You know I said to Mark I'm furious at you.

No he said are you bugged. He was drawing Brad who was asleep on the bed.

Yes I said I'm pretty god damned bugged. I sat down by the fire and stuck my feet out to warm them up.

Jesus I thought you think it's so easy. There you sit innocence personified. I didn't say anything else to him.

You know I thought I've got work to do too sometimes. In fact I probably have just as fucking much work to do as you. A piece of wood fell out of the fire and I poked it back in with my toe.

I am sick I said to the woodpile of doing dishes. I am just as lazy as you. Maybe lazier. The top of my shoe was scorched from the fire and I rubbed it where the suede was gone.

Just because I happen to be a chick I thought.

Mark finished one drawing and looked at it. Then he put it down and started another one.

It's damned arrogant of you I thought to assume that only you have things to do. Especially tonight.

And what a god damned concession it was for me to bother to tell you that I was bugged at all I said to the back of his neck. I didn't say it out loud.

I got up and went into the kitchen to do the dishes. And shit I thought I probably won't bother again. But I'll get bugged and not bother to tell you and after a while everything will be awful and I'll never say anything because it's so fucking uncool to talk about it. And that I thought will be that and what a shame.

Hey hon Mark yelled at me from the living room. It says here that Picasso produces fourteen hours a day.

--Diane DiPrima (c) 1961
Taken from No More Masks: An Anthology of Poems by Women

*****

How did this terminology come about? The Oxford English Dictionary has several dated entries for "cool." The most relevant are those below that identify the adjective "cool" as a jazz term from the 1940s and 50s, but I'd love to know more about its use specifically in relation to the Beats.

d.
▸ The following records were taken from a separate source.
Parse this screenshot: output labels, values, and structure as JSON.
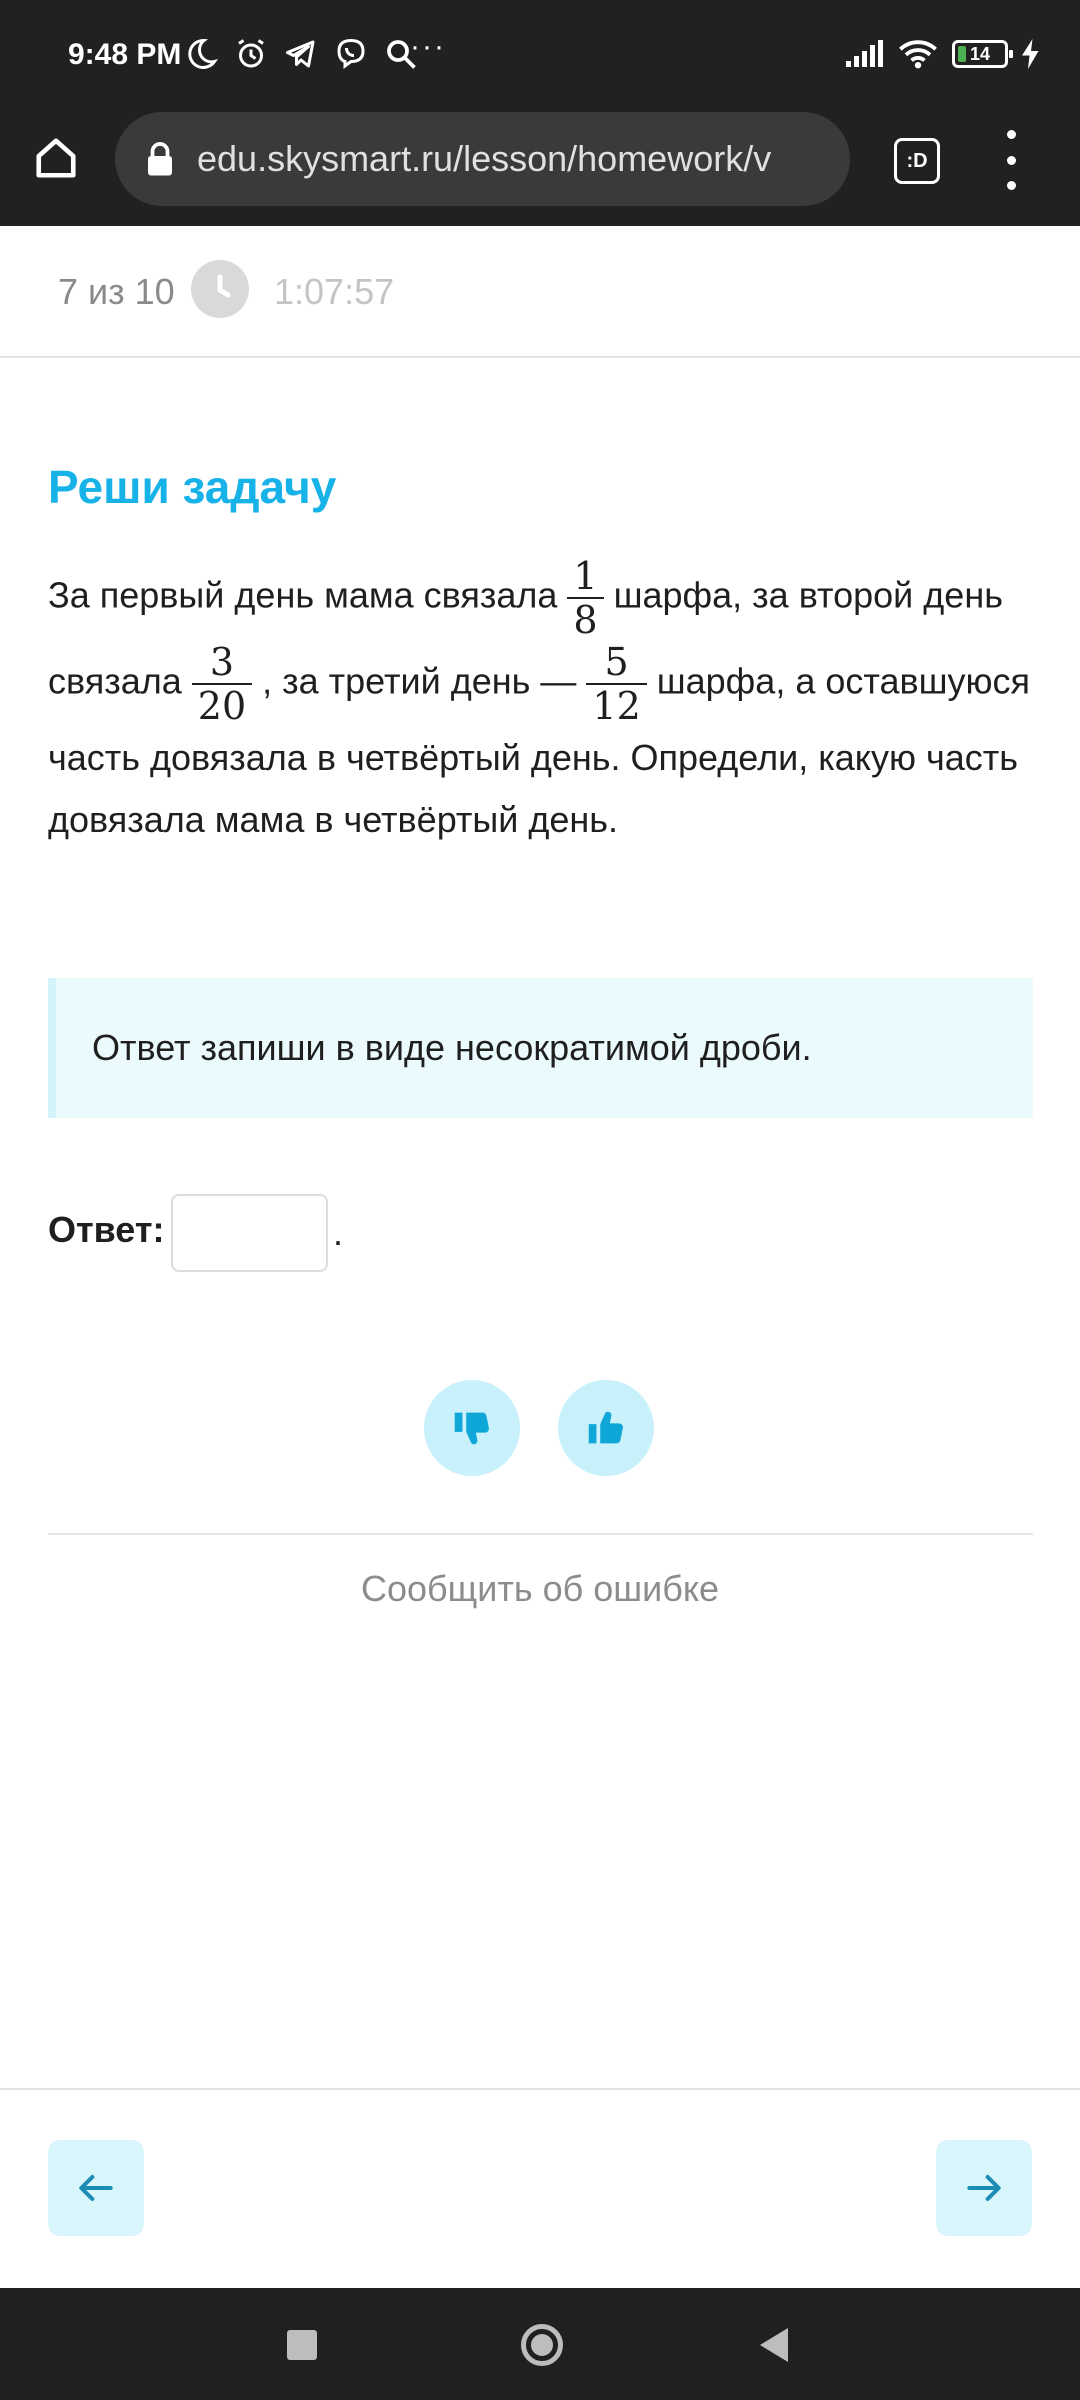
{
  "status_bar": {
    "time": "9:48 PM",
    "dots": "···",
    "battery": "14",
    "icons": [
      "moon-icon",
      "alarm-icon",
      "telegram-icon",
      "viber-icon",
      "search-icon",
      "signal-icon",
      "wifi-icon",
      "battery-icon",
      "charging-icon"
    ]
  },
  "browser": {
    "url": "edu.skysmart.ru/lesson/homework/v",
    "tab_label": ":D",
    "icons": [
      "home-icon",
      "lock-icon",
      "tabs-icon",
      "more-vert-icon"
    ]
  },
  "progress": {
    "counter": "7 из 10",
    "timer": "1:07:57"
  },
  "task": {
    "title": "Реши задачу",
    "text_parts": {
      "p1": "За первый день мама связала",
      "p2": "шарфа, за второй день связала",
      "p3": ", за третий день —",
      "p4": "шарфа, а оставшуюся часть довязала в четвёртый день. Определи, какую часть довязала мама в четвёртый день."
    },
    "fractions": [
      {
        "num": "1",
        "den": "8"
      },
      {
        "num": "3",
        "den": "20"
      },
      {
        "num": "5",
        "den": "12"
      }
    ],
    "hint": "Ответ запиши в виде несократимой дроби.",
    "answer_label": "Ответ:",
    "answer_value": "",
    "answer_suffix": "."
  },
  "feedback": {
    "report_link": "Сообщить об ошибке"
  },
  "colors": {
    "accent": "#17b2e8",
    "hint_bg": "#ebfafd",
    "rate_bg": "#c8f1fb",
    "nav_bg": "#d9f6fc",
    "nav_icon": "#1a8cb5"
  }
}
Applied to jazz music: restrained or relaxed in style; also applied to the performer; opp. HOT a. orig. U.S. 1947 (record by Charlie Parker Quartet, Dial 1015) Cool Blues. 1948 Life 11 Oct. 138 Bebop: New Jazz School is Led by Trumpeter Who is Hot, Cool and Gone. 1950 Christian Sci. Monitor 8 Feb. 15 Bop is ‘cool’ jazz in contrast to the ‘hot’ variety of the swing or Dixieland schools. 1953 Melody Maker 9 May 5 Hot and coolyou've got to hear the lot. 1955 L. FEATHER Encycl. Jazz (1956) 30 Cool jazz to most musicians and students denotes the understated, behind-the-beat style typified by the arrangements and soloists on the Davis records. 1957 H. PANASSIÉ in S. Traill Concerning Jazz 61 The ‘cool’ musicians..stopped using the traditional jazz technique and tone. 1962 J. WAIN Strike Father Dead IV. 204 The new developments which were to become first bebop and then just bop and finally cool jazz.
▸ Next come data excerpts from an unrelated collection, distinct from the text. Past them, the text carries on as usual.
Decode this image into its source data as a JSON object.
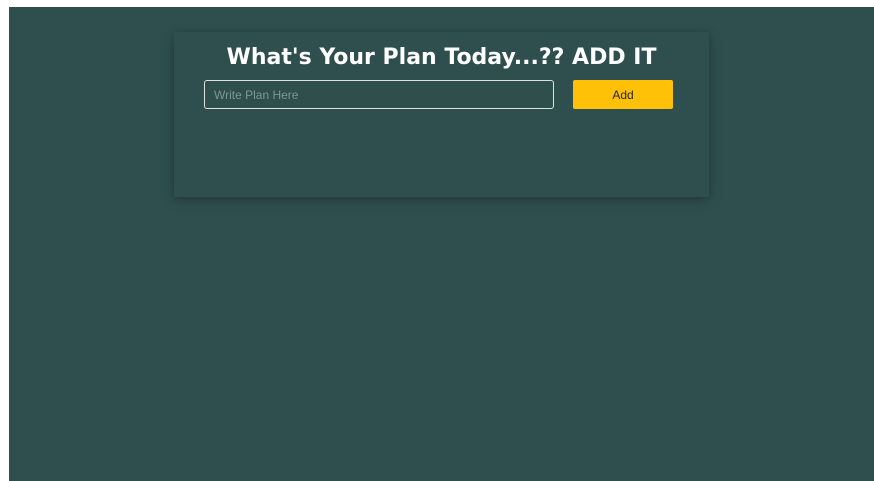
{
  "colors": {
    "background": "#2f4f4f",
    "accent": "#ffc107",
    "title_text": "#ffffff"
  },
  "card": {
    "title": "What's Your Plan Today...?? ADD IT",
    "input": {
      "placeholder": "Write Plan Here",
      "value": ""
    },
    "add_label": "Add"
  }
}
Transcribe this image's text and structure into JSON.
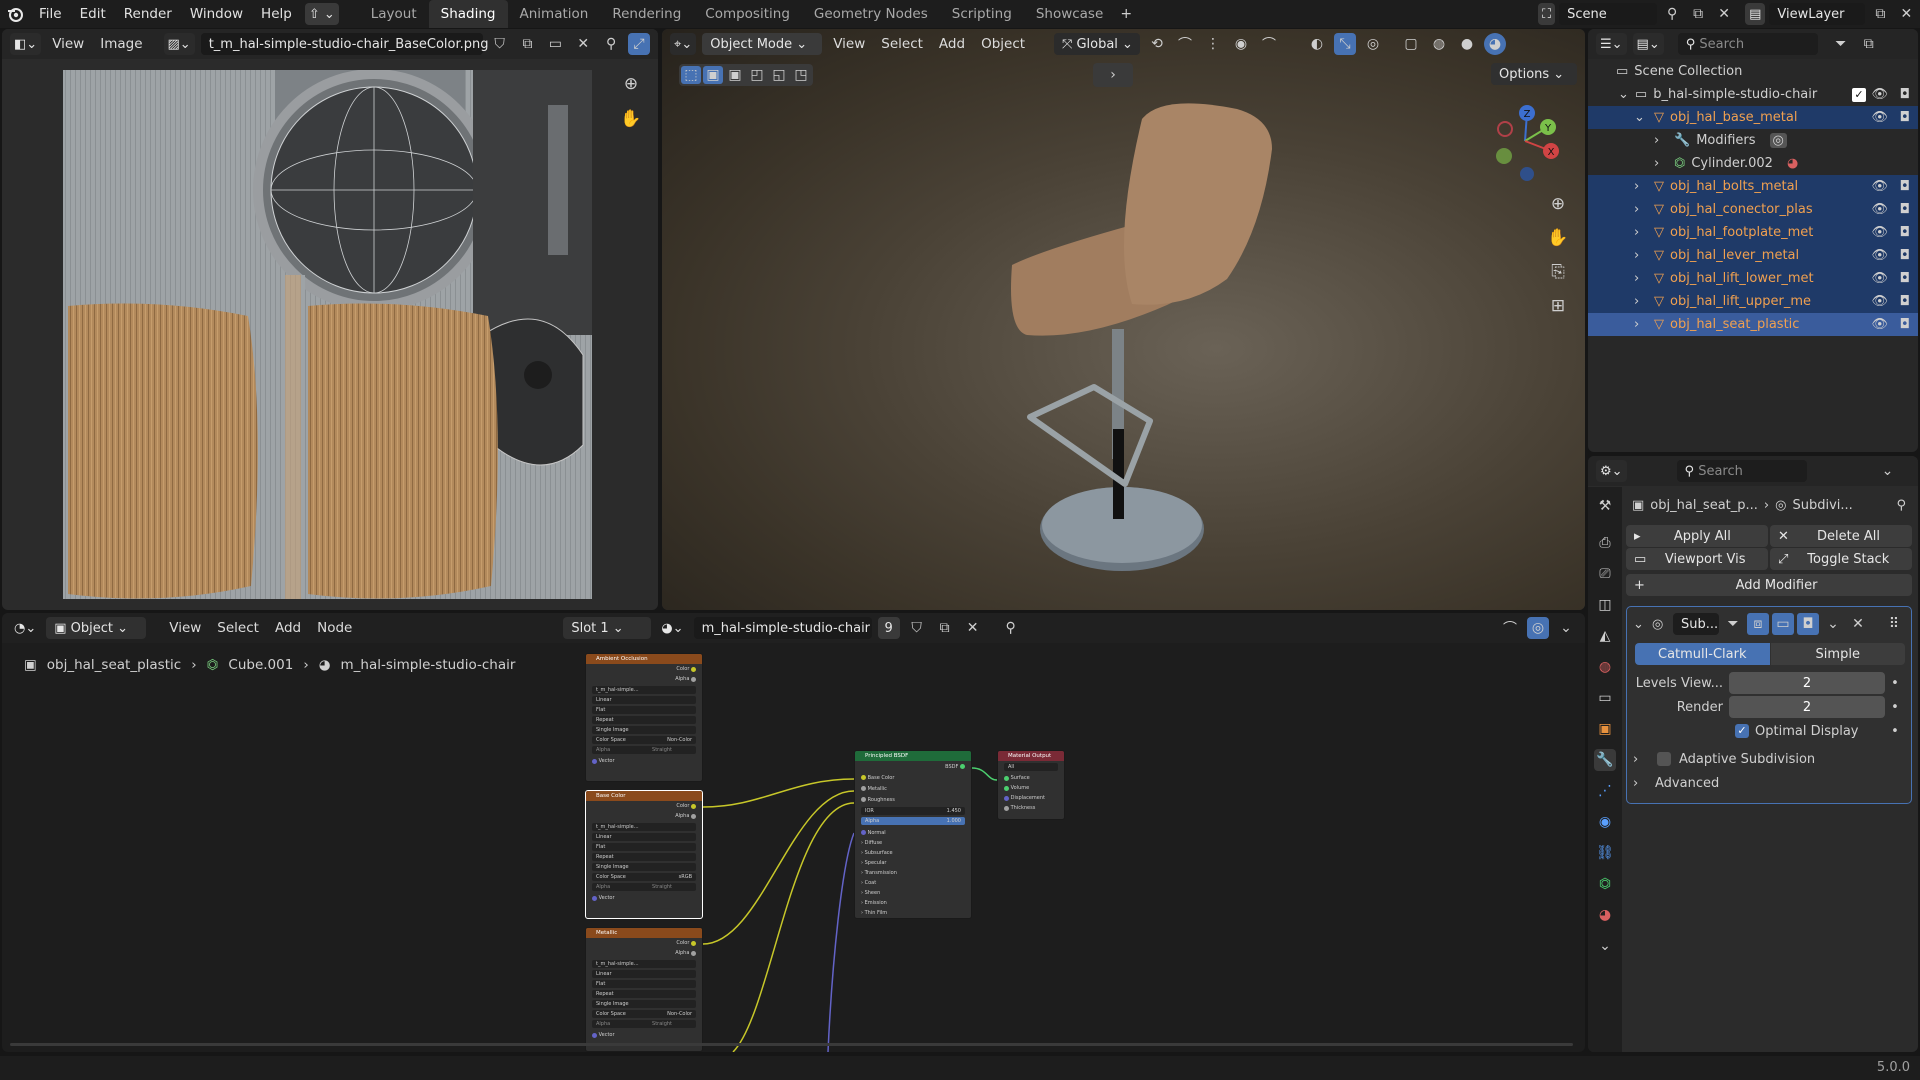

e. Hence, characteristic of those who favour ‘cool’ music; relaxed; unemotional; also used loosely as a general term of approval; cool cat: see CAT n.1 2c. colloq. (orig. U.S.). 1948 New Yorker 3 July 28 The bebop people have a language of their own... Their expressions of approval include ‘cool’! 1953 Time 14 Sept. 68/3 The latest Tin Pan Alley argot, where ‘cool’ means good, ‘crazy’ means wonderful. 1955 N.Y. Times 22 May VI. 19/2 Maybe it's all these new buildings breeding more of these cool Brooks Brothers cats. 1955 Sci. News Let. 1 Oct. 221/2 This is not cool chatter between some young hep-cats in a smoke-filled jazz joint. 1957 Sunday Mail (Glasgow) 10 Feb. 11 Gonethe best, in the top rung, the coolest. 1958 Observer 23 Nov. 16/3 On one side was the frenetic..bumptiousness of the rock-'n'-rollers, on the other the calculated indifference of the cool cats. 1959 Ibid. 25 Oct. 29/8 They got long, sloppy haircuts and wide knot ties and no-press suits with fat lapels. Very cool.